A Antropologia Cultural converge para as pesquisas linguísticas, especialmente para as teorias de Ferdinand Saussure, no que se refere à língua, e de Charles Sanders Pierce, em relação à imagem. Deste ponto de encontro nascem também a Antropologia Oral e a Antropologia Visual.
Os dois últimos filmes da franquia Vingadores mereceram, de minha parte, uma análise bem metafórica. Eu me senti no universo Marvel, na medida em que amigos e vizinhos, acometidos pelo vírus, iam desaparecendo. A minha cidade, Governador Valadares, leste de Minas Gerais, tem pouco mais de 300 mil habitantes e o número de mortos supera 500 vítimas, com um aumento de 300%.
Thanos, o vilão cujo nome significa morte, revela que sua missão é trazer equilíbrio ao universo, exterminando metade dos seres vivos do planeta. Uma ideologia que vai muito além da ficção.
O enredo do filme não nos fornece informações sobre os critérios utilizados para cumprir o seu propósito. Thanus precisa adquirir as jóias do infinito para cumprir seu objetivo. Para tanto, ele destruirá todos que se colocarem no seu caminho, e não vacila nem mesmo quando precisa sacrificar sua filha para adquirir a joia da alma e torturar a outra para obter informações sobre o plano dos vingadores. É um ser determinado a atingir seus objetivos, não importam os meios. Ele não esboça nenhuma emoção, não demonstra nenhum traço de misericórdia ou simpatia e vê a si mesmo como o inevitável.

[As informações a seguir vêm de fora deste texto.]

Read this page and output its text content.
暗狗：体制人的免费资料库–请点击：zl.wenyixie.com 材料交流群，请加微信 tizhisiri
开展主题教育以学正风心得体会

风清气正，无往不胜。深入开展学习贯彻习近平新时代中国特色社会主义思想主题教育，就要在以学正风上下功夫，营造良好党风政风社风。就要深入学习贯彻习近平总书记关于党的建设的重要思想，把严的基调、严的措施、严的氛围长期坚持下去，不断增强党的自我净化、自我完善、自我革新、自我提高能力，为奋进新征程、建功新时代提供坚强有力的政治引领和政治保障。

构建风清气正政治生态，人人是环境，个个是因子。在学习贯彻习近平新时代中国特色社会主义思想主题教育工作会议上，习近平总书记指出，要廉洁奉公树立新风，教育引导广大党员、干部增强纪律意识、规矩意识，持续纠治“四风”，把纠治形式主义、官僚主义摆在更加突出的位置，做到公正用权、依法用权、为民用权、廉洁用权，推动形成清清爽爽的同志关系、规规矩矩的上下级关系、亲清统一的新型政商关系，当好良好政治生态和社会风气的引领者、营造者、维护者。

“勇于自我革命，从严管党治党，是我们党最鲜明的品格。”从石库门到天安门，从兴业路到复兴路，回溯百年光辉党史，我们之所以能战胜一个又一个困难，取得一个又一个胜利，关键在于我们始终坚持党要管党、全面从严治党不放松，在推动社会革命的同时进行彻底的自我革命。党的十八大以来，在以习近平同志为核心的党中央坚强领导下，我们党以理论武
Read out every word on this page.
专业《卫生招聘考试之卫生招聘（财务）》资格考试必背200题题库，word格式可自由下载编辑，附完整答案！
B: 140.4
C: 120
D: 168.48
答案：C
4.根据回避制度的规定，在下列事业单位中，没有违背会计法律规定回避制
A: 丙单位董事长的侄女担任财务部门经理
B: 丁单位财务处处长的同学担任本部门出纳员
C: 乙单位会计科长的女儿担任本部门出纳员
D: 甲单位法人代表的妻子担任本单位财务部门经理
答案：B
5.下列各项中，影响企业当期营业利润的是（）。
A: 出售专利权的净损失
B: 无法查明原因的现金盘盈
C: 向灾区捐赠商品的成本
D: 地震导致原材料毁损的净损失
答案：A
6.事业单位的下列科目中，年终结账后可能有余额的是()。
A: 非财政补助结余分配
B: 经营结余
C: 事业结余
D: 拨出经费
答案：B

Ao ser combatido pelos vingadores, ele revela que sentirá prazer em destruir, não só a metade, mas todo o universo. Felizmente, ele não consegue realizar a sua missão, para o bem de todos.
Imagine por um instante que você detém a manopla do infinito e que com apenas um estalar de dedos você pudesse destruir todo o universo ou apenas a metade dos seres vivos. Que critérios utilizaria para fazer a escolha de quem morreria e quem viveria? Pode ser que grande parte dos seres humanos se recusaria a ter que tomar essa decisão, considerando o peso das implicações éticas envolvidas.
Mas penso que infelizmente sempre existirão aqueles que não pensarão duas vezes em fazer uso da manopla e estalar os dedos. Se por um lado nos conforta saber que a manopla do infinito é um objeto fictício, por outro é revoltante perceber que existem seres humanos que, se pudessem, a tornariam realidade.
A manopla do infinito é fictícia, mas a caneta dos poderosos que assinam com rapidez quase igual a de um estalar de dedos é real. Caneta real dos parlamentares que assinam leis injustas. Caneta dos juízes que proferem sentenças injustas, dos ministros que cortam verbas de setores essenciais.
Caneta real que autoriza a farra dos poderosos e desconta na sofrida classe dos trabalhadores. Para esses e muitos outros exemplos, o critério de quem deve viver e quem deve morrer já está bem claro, e infelizmente não é uma obra de ficção. Resta-nos apelar para suas afeições humanas e torcer para que ainda reste um pouco de humanidade que os façam perceber a tempo que, assim como Thanos, eles também não são inevitáveis.
** Este artigo não reflete, necessariamente, a opinião do O Olhar.